We believe that engagement is a crucial element to our research and investing framework, and one that could be especially vital on the path to net zero. Active engagement, in our experience, can be quite effective in gauging climate risks and moving companies along their net-zero “journey.” By interacting with managements, we can better gauge materiality of those plans and the degree to which they may seek to pivot beyond fossil fuel dependencies. Maintaining an open dialogue on climate can influence decision-making, while the use of proxy voting to stake out public positions on climate disclosure and emissions can also help to foment strategy, to the potential benefit of climate and shareholder value.
Seeking to increase the power of our voice and encourage change, in 2020, we launched NB Votes, an advance proxy vote disclosure initiative in which our firm announces our voting intentions before annual meetings at select companies. In this effort, we have included a broad range of proposals, with a balance of votes in support of and against management recommendations across multiple areas of emphasis (see “Engagement 360°,” Investment Quarterly, Spring 2021). We have been pleased to find that the program has clarified our priorities among companies as well as encouraging other managers to follow suit on amplifying proxy impact.
Energy Transition May Need to Accelerate
World Consumption (Exajoules)
Source: BP Statistical Review, 2021.
The Path Ahead
COP26 offered a climate agenda of great ambition—arguably the most ambitious seen since Paris in 2015. Two years ago, the goal of reaching 1.5°C seemed all but impossible, yet what Glasgow offered was, in our view, a genuine “north star” and path to net zero.

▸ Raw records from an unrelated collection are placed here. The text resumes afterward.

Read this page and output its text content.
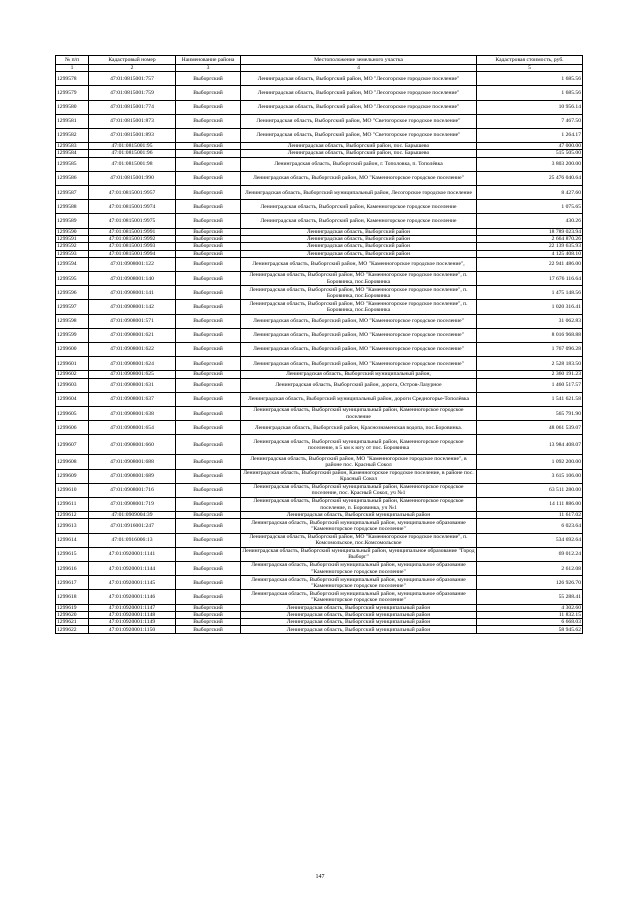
№ п/п	Кадастровый номер	Наименование района	Местоположение земельного участка	Кадастровая стоимость, руб.
1	2	3	4	5
1299578	47:01:0815001:757	Выборгский	Ленинградская область, Выборгский район, МО "Лесогорское городское поселение"	1 685.56
1299579	47:01:0815001:759	Выборгский	Ленинградская область, Выборгский район, МО "Лесогорское городское поселение"	1 685.56
1299580	47:01:0815001:774	Выборгский	Ленинградская область, Выборгский район, МО "Лесогорское городское поселение"	10 956.14
1299581	47:01:0815001:873	Выборгский	Ленинградская область, Выборгский район, МО "Светогорское городское поселение"	7 467.50
1299582	47:01:0815001:893	Выборгский	Ленинградская область, Выборгский район, МО "Светогорское городское поселение"	1 264.17
1299583	47:01:0815001:95	Выборгский	Ленинградская область, Выборгский район, пос. Барышево	47 000.00
1299584	47:01:0815001:96	Выборгский	Ленинградская область, Выборгский район, пос. Барышево	515 505.00
1299585	47:01:0815001:98	Выборгский	Ленинградская область, Выборгский район, г. Тополовка, п. Тополёвка	3 803 200.00
1299586	47:01:0815001:990	Выборгский	Ленинградская область, Выборгский район, МО "Каменногорское городское поселение"	25 476 040.64
1299587	47:01:0815001:9957	Выборгский	Ленинградская область, Выборгский муниципальный район, Лесогорское городское поселение	8 427.60
1299588	47:01:0815001:9974	Выборгский	Ленинградская область, Выборгский район, Каменногорское городское поселение	1 075.65
1299589	47:01:0815001:9975	Выборгский	Ленинградская область, Выборгский район, Каменногорское городское поселение	430.26
1299590	47:01:0815001:9991	Выборгский	Ленинградская область, Выборгский район	18 789 023.94
1299591	47:01:0815001:9992	Выборгский	Ленинградская область, Выборгский район	2 664 870.26
1299592	47:01:0815001:9993	Выборгский	Ленинградская область, Выборгский район	22 139 635.93
1299593	47:01:0815001:9994	Выборгский	Ленинградская область, Выборгский район	4 125 408.10
1299594	47:01:0908001:122	Выборгский	Ленинградская область, Выборгский район, МО "Каменногорское городское поселение",	22 941 486.00
1299595	47:01:0908001:140	Выборгский	Ленинградская область, Выборгский район, МО "Каменногорское городское поселение", п. Боровинка, пос.Боровинка	17 676 116.64
1299596	47:01:0908001:141	Выборгский	Ленинградская область, Выборгский район, МО "Каменногорское городское поселение", п. Боровинка, пос.Боровинка	1 475 148.56
1299597	47:01:0908001:142	Выборгский	Ленинградская область, Выборгский район, МО "Каменногорское городское поселение", п. Боровинка, пос.Боровинка	1 020 316.41
1299598	47:01:0908001:571	Выборгский	Ленинградская область, Выборгский район, МО "Каменногорское городское поселение"	31 062.83
1299599	47:01:0908001:621	Выборгский	Ленинградская область, Выборгский район, МО "Каменногорское городское поселение"	8 016 968.88
1299600	47:01:0908001:622	Выборгский	Ленинградская область, Выборгский район, МО "Каменногорское городское поселение"	1 767 096.28
1299601	47:01:0908001:624	Выборгский	Ленинградская область, Выборгский район, МО "Каменногорское городское поселение"	2 528 183.50
1299602	47:01:0908001:625	Выборгский	Ленинградская область, Выборгский муниципальный район,	2 360 191.23
1299603	47:01:0908001:631	Выборгский	Ленинградская область, Выборгский район, дорога, Остров-Лазурное	1 460 517.57
1299604	47:01:0908001:637	Выборгский	Ленинградская область, Выборгский муниципальный район, дороги Средногорье-Тополёвка	1 541 621.58
1299605	47:01:0908001:638	Выборгский	Ленинградская область, Выборгский муниципальный район, Каменногорское городское поселение	565 791.90
1299606	47:01:0908001:654	Выборгский	Ленинградская область, Выборгский район, Краснознаменская водопа, пос.Боровинка.	48 061 539.07
1299607	47:01:0908001:660	Выборгский	Ленинградская область, Выборгский муниципальный район, Каменногорское городское поселение, в 5 км к югу от пос. Боровинка	13 984 408.07
1299608	47:01:0908001:688	Выборгский	Ленинградская область, Выборгский район, МО "Каменногорское городское поселение", в районе пос. Красный Сокол	1 092 200.00
1299609	47:01:0908001:689	Выборгский	Ленинградская область, Выборгский район, Каменногорское городское поселение, в районе пос. Красный Сокол	3 615 106.00
1299610	47:01:0908001:716	Выборгский	Ленинградская область, Выборгский муниципальный район, Каменногорское городское поселение, пос. Красный Сокол, уч №1	63 511 280.00
1299611	47:01:0908001:719	Выборгский	Ленинградская область, Выборгский муниципальный район, Каменногорское городское поселение, п. Боровинка, уч №1	14 111 886.00
1299612	47:01:0909004:39	Выборгский	Ленинградская область, Выборгский муниципальный район	11 617.02
1299613	47:01:0916001:247	Выборгский	Ленинградская область, Выборгский муниципальный район, муниципальное образование "Каменногорское городское поселение"	6 023.64
1299614	47:01:0916006:13	Выборгский	Ленинградская область, Выборгский район, МО "Каменногорское городское поселение", п. Комсомольское, пос.Комсомольское	534 692.64
1299615	47:01:0920001:1141	Выборгский	Ленинградская область, Выборгский муниципальный район, муниципальное образование "Город Выборг"	69 012.24
1299616	47:01:0920001:1144	Выборгский	Ленинградская область, Выборгский муниципальный район, муниципальное образование "Каменногорское городское поселение"	2 612.08
1299617	47:01:0920001:1145	Выборгский	Ленинградская область, Выборгский муниципальный район, муниципальное образование "Каменногорское городское поселение"	126 926.70
1299618	47:01:0920001:1146	Выборгский	Ленинградская область, Выборгский муниципальный район, муниципальное образование "Каменногорское городское поселение"	55 288.41
1299619	47:01:0920001:1147	Выборгский	Ленинградская область, Выборгский муниципальный район	4 302.60
1299620	47:01:0920001:1148	Выборгский	Ленинградская область, Выборгский муниципальный район	11 832.15
1299621	47:01:0920001:1149	Выборгский	Ленинградская область, Выборгский муниципальный район	6 668.03
1299622	47:01:0920001:1150	Выборгский	Ленинградская область, Выборгский муниципальный район	58 945.62
147
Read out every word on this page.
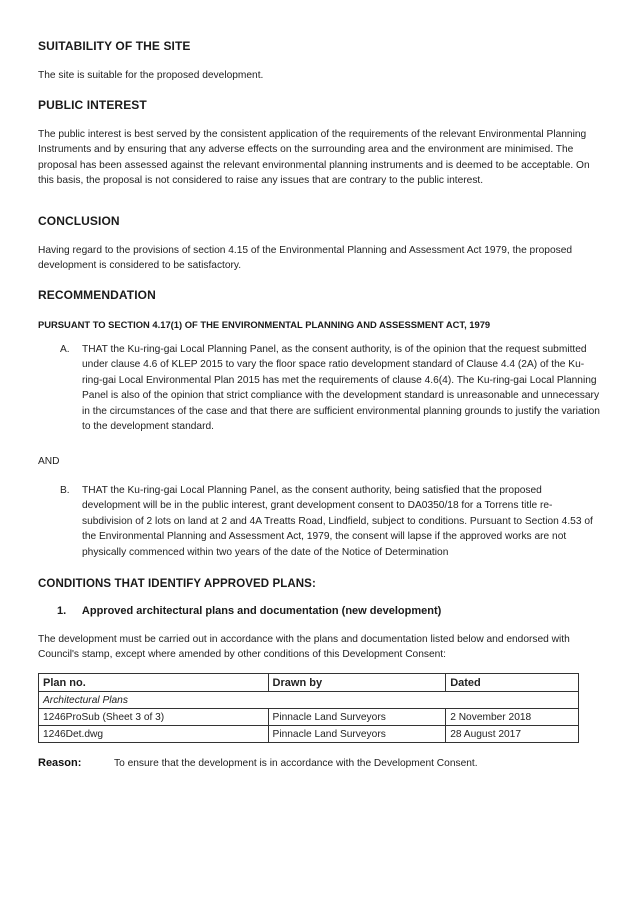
SUITABILITY OF THE SITE

The site is suitable for the proposed development.

PUBLIC INTEREST

The public interest is best served by the consistent application of the requirements of the relevant Environmental Planning Instruments and by ensuring that any adverse effects on the surrounding area and the environment are minimised. The proposal has been assessed against the relevant environmental planning instruments and is deemed to be acceptable. On this basis, the proposal is not considered to raise any issues that are contrary to the public interest.

CONCLUSION

Having regard to the provisions of section 4.15 of the Environmental Planning and Assessment Act 1979, the proposed development is considered to be satisfactory.

RECOMMENDATION
PURSUANT TO SECTION 4.17(1) OF THE ENVIRONMENTAL PLANNING AND ASSESSMENT ACT, 1979
A. THAT the Ku-ring-gai Local Planning Panel, as the consent authority, is of the opinion that the request submitted under clause 4.6 of KLEP 2015 to vary the floor space ratio development standard of Clause 4.4 (2A) of the Ku-ring-gai Local Environmental Plan 2015 has met the requirements of clause 4.6(4). The Ku-ring-gai Local Planning Panel is also of the opinion that strict compliance with the development standard is unreasonable and unnecessary in the circumstances of the case and that there are sufficient environmental planning grounds to justify the variation to the development standard.
AND
B. THAT the Ku-ring-gai Local Planning Panel, as the consent authority, being satisfied that the proposed development will be in the public interest, grant development consent to DA0350/18 for a Torrens title re-subdivision of 2 lots on land at 2 and 4A Treatts Road, Lindfield, subject to conditions. Pursuant to Section 4.53 of the Environmental Planning and Assessment Act, 1979, the consent will lapse if the approved works are not physically commenced within two years of the date of the Notice of Determination
CONDITIONS THAT IDENTIFY APPROVED PLANS:
1. Approved architectural plans and documentation (new development)

The development must be carried out in accordance with the plans and documentation listed below and endorsed with Council's stamp, except where amended by other conditions of this Development Consent:

Plan no.	Drawn by	Dated
Architectural Plans		
1246ProSub (Sheet 3 of 3)	Pinnacle Land Surveyors	2 November 2018
1246Det.dwg	Pinnacle Land Surveyors	28 August 2017
Reason:	To ensure that the development is in accordance with the Development Consent.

In our view, transitioning away from our current global energy system is of paramount importance, though we need to acknowledge the challenges in doing so. We believe reaching the 1.5°C target will require a reshaping of the entire global economy in less than 30 years, while maintaining economic stability and reducing energy equality across the developing world. Transitions to newer, cleaner energy systems could require significant shifts not only in technology, but in political regulations, and the behavior of users and adopters across the world.
When these parties met in Paris in 2015, the world was on a trajectory toward global temperatures of 4°C to 6°C above pre-industrial levels. Today, the International Energy Agency puts us on a path to 1.8°C, as long as existing commitments are honored; Climate Tracker says 2.4°C.
Over the short term, we hope that COP26 will help deepen our conversations with clients to help them on their own climate journey, but also with the companies we invest in to encourage them to set even more ambitious goals. That said, we believe the benefits of COP26 extend way beyond just the short term for investors.
COP26 was a summit of compromise and balance, keeping finance flowing and boosting adaptation.
Asset owners, managers and insurers representing $130 trillion in assets (including Neuberger Berman) have signed on to initiatives committing them to net zero by 2050. We believe achieving such targets will require significant investment, which means investors and financial institutions, like ourselves, will play an unequivocal part in mobilizing capital toward both private and public sector finance.
We really are only at the start of this very long journey. Many difficult stretches lie ahead, but in our view, asset managers have a pivotal role to play and a huge responsibility to get this right. It is an effort that we at Neuberger Berman feel privileged to be a part of.